To many, football is a religion, it is the reason they get up in the morning, it is the devouring of knowledge, the talking point during the day and the bonding across the social strata, football is the motivation and the rationale but when it goes wrong, when the suffering of relegation is experienced, the humiliation of being the worst team possible, some might curse their own personal favourite deity; some might even consider ill will to the man in the middle who may have been the cause of the downfall of the gods, it might lead to the fan Kicking Off.
There is the feeling of intense pleasure to be found when you see a film that has originally been a piece of highly enjoyable theatre, a play that has weathered all the laughter, the boxed in glee and amusement that a first rate production can offer and yet can still go that one stage further by rising itself up to become something glorious, a piece of art that is splendidly presented, as a cinematic delight.

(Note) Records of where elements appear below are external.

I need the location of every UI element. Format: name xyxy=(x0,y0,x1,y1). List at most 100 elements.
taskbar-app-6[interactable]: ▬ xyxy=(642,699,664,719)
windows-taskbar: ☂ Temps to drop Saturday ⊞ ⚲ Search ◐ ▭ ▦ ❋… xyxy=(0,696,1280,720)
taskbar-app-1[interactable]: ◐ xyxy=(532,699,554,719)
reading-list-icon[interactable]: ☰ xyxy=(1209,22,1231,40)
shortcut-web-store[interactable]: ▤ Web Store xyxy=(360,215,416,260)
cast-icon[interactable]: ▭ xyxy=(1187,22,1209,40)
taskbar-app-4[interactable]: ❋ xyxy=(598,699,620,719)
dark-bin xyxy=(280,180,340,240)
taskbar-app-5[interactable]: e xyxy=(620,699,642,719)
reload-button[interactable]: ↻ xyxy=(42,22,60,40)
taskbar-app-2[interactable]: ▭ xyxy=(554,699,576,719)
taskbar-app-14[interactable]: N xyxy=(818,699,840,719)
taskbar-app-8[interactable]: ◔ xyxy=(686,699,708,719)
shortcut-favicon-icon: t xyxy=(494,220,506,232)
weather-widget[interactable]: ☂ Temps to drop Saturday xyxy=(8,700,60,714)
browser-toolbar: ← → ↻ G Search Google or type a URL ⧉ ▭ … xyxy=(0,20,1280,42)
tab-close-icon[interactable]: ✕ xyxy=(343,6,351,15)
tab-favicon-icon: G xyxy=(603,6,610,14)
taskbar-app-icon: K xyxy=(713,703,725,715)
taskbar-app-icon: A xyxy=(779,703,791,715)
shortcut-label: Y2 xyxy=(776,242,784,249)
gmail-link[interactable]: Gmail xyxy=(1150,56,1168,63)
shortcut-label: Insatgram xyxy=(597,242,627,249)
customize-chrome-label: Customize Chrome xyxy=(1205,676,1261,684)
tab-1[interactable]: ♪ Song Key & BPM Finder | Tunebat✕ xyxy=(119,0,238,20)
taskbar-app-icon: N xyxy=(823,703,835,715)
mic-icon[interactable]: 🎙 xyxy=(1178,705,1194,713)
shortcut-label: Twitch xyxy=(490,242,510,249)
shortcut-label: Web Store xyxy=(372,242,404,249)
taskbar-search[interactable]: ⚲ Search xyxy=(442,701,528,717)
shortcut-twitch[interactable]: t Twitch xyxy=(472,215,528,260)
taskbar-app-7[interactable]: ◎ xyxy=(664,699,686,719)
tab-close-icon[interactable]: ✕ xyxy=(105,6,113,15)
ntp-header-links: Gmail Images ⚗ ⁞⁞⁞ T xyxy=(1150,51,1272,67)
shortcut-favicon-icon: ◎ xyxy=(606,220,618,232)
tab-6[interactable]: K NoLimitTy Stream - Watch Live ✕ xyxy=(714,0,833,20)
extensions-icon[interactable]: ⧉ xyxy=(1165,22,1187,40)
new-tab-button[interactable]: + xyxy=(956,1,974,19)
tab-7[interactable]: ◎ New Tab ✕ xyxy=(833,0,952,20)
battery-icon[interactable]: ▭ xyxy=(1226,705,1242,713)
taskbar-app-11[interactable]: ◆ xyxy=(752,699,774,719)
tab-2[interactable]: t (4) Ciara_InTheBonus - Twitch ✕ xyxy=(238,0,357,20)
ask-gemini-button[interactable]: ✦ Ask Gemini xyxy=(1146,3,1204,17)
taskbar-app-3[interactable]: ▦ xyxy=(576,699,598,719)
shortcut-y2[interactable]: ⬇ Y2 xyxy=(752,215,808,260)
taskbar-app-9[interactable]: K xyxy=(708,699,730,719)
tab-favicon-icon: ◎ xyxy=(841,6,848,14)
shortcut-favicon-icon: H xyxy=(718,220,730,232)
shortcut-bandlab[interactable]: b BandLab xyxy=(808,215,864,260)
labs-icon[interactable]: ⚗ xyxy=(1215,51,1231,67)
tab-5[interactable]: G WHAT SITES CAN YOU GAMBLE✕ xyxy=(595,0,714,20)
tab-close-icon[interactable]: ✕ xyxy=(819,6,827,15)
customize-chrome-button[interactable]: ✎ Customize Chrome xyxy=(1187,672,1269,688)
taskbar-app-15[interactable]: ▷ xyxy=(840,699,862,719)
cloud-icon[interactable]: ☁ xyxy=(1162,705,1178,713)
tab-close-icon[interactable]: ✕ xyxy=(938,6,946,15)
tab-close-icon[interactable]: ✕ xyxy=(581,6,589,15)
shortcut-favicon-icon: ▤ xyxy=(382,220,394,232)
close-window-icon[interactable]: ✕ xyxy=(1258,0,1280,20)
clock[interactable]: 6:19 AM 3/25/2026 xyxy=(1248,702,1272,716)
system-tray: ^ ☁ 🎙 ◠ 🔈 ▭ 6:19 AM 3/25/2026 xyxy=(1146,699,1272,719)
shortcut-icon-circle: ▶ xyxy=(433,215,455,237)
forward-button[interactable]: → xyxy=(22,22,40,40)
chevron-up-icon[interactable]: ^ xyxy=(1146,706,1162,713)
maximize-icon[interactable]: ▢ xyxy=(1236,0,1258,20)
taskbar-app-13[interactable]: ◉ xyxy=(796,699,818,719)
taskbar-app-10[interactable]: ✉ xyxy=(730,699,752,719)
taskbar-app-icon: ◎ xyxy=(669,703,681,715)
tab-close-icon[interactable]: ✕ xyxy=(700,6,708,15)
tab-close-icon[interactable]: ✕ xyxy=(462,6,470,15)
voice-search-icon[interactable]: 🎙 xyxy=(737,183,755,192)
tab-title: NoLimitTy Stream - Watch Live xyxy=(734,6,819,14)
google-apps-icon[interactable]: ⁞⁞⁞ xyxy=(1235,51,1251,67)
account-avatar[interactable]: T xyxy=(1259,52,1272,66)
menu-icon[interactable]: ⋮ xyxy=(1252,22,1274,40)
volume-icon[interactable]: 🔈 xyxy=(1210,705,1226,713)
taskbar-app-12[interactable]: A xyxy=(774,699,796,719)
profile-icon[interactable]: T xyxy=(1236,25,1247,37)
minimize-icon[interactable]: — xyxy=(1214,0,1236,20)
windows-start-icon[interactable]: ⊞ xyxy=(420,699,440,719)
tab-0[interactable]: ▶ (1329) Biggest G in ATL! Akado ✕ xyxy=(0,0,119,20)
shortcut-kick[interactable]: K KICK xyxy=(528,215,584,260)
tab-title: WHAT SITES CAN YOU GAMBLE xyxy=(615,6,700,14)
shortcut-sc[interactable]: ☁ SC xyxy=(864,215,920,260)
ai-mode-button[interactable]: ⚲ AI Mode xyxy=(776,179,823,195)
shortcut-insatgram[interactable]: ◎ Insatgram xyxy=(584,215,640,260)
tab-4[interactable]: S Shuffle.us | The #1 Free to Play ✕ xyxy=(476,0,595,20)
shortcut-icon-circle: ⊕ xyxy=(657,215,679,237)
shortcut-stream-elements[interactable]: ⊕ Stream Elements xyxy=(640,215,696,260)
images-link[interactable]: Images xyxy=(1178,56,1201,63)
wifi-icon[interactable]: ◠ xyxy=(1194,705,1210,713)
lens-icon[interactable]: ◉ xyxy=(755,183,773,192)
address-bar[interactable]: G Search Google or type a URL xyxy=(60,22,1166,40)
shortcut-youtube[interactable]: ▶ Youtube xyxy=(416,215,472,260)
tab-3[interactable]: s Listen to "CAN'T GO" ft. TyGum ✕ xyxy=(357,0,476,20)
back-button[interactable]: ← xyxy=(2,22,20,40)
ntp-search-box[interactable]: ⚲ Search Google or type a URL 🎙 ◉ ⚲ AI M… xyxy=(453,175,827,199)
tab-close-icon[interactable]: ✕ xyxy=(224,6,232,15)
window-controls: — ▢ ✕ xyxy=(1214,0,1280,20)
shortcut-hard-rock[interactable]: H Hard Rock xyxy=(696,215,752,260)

Kicking Off by Robert Farquhar and directed by Matt Wilde takes the excellent stage play God’s Official into a new realm, it allows the audience to feel charmed by the unrestrictive setting of the outside world but never once losing the core element of why it was such a huge hit in theatres; if a child is to grow and develop then it has to be allowed to roam in a bigger world but it must also have the parent willing to hold its hand when it asks. In Robert Farquhar the film could not have had a better and more willing father to keep it on track, the many surrogate uncles and aunts in the cast and the production team making sure the father’s insight was never lost.
Kicking Off is a divine film, it has so much pathos, it is crammed with social commentary around the beautiful game and its allusions to just how far some are driven in pursuit of making sure their deities never waver, never fall, is a testament to the whole production and to fans of the game itself.
In the three main leads, Warren Brown, Greg McHugh and the excellent Alistair Petrie as the Referee behind the relegation, the film has all the acting prowess it could ever hope for and the extreme passion that comes across from Warren Brown as he sinks ever further into concentrated madness is both hauntingly beautiful and a powerful reminder of what football can do people’s minds.
A truly excellent British film that hasn’t been painted into a corner, a true honour to see a play go from page to stage to the big screen; Kicking Off is an absolute buzz.